Monday, January 22, 2007

Really? You don't say.

Julie Amero is a substitute teacher in Connecticut. Apparently during one seventh-grade class, her computer popped up with dozens of pornographic images, which the kids saw and reported. She was convicted of "four felony counts of 'injury or risk of injury to, or impairing morals of, children.'" Each count has a maximum sentence of ten years in prison.

The defense tried arguing that a great deal of malware was responsible for the flood of pornographic pop-ups--a possibility the police didn't even check. Their expert witness, Herb Horner, determined "that the machine had been infected with multiple pieces of malicious software before she arrived at the school, and that these hidden programs were responsible for the pornographic deluge." The expert witness for the prosecution, Detective Mark Lounsbury, "a computer crimes officer at the Norwich Police Department", ran a program called ComputerCOP Pro to analyze the activity of the machine Ms. Amero was using. He countered that Ms. Amero was clearly guilty because--get this--the computer visited porn websites.
ComputerCOP scans the hard drive and reports on when each file was created or modified. Lounsbury says he is satisfied that Amero intentionally viewed porn in class because the logs show that her computer accessed various inappropriate sites while she was sitting at the computer.

"I take that at face value," Lounsbury told Alternet. "It's evidence. It speaks for itself. The pop-up defense is a Twinkie defense."

Lounsbury said that Amero must have navigated to pornographic sites in order to have infected her computer with obscene popups. "You've got to get that ball rolling," he said.

That defense transforms this from tragedy to farce. I am personally offended by that statement.
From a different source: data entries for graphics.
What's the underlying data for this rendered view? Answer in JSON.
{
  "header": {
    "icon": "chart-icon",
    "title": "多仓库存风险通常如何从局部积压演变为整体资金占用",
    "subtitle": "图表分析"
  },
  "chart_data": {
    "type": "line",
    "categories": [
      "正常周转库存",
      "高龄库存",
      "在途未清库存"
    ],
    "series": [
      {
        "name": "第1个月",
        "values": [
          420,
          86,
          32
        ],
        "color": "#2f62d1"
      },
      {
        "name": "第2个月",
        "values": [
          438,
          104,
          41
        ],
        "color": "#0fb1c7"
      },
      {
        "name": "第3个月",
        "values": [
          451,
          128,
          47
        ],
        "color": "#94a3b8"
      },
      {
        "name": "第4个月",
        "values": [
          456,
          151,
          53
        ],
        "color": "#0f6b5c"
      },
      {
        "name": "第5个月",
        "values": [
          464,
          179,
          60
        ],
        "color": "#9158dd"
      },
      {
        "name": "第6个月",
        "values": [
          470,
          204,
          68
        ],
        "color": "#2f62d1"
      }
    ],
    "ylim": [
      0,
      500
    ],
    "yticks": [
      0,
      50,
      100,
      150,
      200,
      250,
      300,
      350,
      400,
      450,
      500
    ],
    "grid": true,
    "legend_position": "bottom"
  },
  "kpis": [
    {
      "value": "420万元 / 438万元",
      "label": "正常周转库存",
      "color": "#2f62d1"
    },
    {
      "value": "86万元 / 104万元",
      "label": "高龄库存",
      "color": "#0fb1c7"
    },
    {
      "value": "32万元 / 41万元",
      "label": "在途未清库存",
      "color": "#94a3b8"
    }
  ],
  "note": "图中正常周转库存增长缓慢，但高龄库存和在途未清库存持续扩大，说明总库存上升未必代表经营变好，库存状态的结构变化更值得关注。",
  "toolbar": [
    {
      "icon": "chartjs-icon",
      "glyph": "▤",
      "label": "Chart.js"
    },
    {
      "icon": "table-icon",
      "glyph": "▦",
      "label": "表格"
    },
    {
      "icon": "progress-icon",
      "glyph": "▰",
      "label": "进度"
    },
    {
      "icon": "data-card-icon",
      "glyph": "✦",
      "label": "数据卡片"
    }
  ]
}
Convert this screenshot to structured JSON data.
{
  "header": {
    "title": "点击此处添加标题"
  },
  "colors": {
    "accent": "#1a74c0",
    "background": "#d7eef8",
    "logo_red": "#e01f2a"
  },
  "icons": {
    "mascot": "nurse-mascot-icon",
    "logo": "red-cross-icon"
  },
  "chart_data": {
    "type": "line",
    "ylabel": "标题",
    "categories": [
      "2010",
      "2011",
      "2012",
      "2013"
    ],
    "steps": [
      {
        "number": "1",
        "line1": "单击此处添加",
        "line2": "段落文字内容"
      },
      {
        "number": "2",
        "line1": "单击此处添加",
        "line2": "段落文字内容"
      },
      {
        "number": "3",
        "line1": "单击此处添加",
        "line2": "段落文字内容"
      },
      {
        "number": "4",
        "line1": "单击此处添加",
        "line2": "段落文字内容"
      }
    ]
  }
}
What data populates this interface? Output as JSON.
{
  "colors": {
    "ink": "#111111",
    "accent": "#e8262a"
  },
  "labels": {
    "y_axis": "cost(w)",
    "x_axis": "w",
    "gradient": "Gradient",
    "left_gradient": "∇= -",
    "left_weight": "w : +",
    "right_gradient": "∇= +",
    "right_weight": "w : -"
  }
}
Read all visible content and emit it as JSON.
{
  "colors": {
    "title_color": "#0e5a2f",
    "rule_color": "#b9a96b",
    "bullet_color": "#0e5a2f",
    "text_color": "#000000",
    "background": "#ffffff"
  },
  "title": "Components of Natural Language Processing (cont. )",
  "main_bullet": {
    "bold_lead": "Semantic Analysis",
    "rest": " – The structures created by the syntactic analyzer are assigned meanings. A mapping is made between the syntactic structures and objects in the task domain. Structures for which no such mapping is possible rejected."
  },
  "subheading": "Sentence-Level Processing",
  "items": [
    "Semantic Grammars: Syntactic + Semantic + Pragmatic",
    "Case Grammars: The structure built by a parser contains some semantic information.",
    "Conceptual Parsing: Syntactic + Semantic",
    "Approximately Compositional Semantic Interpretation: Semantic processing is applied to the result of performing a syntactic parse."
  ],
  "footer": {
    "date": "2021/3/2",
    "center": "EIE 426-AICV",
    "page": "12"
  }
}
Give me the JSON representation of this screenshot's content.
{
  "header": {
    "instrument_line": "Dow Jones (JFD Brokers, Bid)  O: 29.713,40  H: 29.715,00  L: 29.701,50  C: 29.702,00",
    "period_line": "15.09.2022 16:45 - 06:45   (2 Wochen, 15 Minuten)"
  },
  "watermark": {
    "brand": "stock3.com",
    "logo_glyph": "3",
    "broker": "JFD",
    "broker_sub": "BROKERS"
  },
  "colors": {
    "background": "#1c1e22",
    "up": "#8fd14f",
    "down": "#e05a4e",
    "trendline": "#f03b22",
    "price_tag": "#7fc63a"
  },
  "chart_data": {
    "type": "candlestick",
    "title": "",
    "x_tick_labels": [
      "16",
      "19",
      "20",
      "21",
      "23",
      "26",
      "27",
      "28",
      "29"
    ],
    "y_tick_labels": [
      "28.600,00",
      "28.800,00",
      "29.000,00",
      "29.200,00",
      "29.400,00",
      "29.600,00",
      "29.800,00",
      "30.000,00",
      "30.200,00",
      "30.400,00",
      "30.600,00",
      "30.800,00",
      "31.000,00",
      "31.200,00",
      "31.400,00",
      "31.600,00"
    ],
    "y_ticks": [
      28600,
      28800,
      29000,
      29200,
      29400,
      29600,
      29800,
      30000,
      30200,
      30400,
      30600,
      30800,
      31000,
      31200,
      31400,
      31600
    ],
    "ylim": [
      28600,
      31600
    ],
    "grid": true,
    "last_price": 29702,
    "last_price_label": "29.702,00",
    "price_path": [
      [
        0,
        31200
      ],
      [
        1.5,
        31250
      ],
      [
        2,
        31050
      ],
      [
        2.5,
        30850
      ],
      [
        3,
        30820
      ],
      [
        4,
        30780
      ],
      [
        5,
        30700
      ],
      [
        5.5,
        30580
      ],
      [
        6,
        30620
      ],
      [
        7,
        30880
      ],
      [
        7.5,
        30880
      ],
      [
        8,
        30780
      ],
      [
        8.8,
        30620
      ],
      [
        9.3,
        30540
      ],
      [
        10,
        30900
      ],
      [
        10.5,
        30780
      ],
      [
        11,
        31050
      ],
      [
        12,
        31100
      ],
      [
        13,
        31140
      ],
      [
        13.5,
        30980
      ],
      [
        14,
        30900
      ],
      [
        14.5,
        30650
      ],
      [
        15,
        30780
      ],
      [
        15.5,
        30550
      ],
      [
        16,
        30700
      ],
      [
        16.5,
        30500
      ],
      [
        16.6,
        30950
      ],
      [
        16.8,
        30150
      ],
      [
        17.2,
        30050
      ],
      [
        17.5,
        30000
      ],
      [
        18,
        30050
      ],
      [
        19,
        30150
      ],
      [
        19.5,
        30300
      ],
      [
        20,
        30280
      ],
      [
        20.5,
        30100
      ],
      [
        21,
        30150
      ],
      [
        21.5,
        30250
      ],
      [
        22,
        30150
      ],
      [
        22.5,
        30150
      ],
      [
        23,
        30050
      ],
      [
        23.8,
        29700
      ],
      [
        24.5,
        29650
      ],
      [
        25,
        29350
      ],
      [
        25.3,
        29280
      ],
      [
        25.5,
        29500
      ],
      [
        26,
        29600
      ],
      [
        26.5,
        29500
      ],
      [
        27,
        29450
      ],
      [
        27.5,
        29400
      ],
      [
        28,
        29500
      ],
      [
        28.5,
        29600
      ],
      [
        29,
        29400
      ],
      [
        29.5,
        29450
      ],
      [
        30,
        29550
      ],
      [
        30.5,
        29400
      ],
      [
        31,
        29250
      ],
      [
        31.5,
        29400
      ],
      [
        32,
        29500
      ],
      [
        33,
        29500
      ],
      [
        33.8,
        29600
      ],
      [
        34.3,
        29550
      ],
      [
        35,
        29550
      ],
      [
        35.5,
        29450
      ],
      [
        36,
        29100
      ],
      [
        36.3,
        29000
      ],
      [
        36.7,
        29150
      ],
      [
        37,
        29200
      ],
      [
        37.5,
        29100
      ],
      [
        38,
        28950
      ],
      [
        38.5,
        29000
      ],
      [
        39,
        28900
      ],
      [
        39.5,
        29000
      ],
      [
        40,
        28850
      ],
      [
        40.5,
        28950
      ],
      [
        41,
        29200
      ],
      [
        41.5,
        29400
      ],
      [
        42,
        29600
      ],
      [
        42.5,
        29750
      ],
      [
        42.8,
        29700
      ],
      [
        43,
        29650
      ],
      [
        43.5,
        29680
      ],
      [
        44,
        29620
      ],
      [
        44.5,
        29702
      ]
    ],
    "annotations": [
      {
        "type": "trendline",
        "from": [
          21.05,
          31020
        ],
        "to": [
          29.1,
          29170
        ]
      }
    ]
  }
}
The article specifies that ComputerCOP "is not designed to definitively distinguish between user-generated clicks and the effects of malware." Saying that the computer "accessed various inappropriate sites while she was sitting at the computer" means nothing other than that porn popped up on the screen, which nobody has denied. Obviously the computer visited these sites, but that doesn't mean that Ms. Amero did so herself. On the contrary, Horner discovered that a "program called Pasco showed that malware had automatically redirected Amero's browser. Horner stressed that this particular form of hijacking is invisible to ComputerCOP Pro."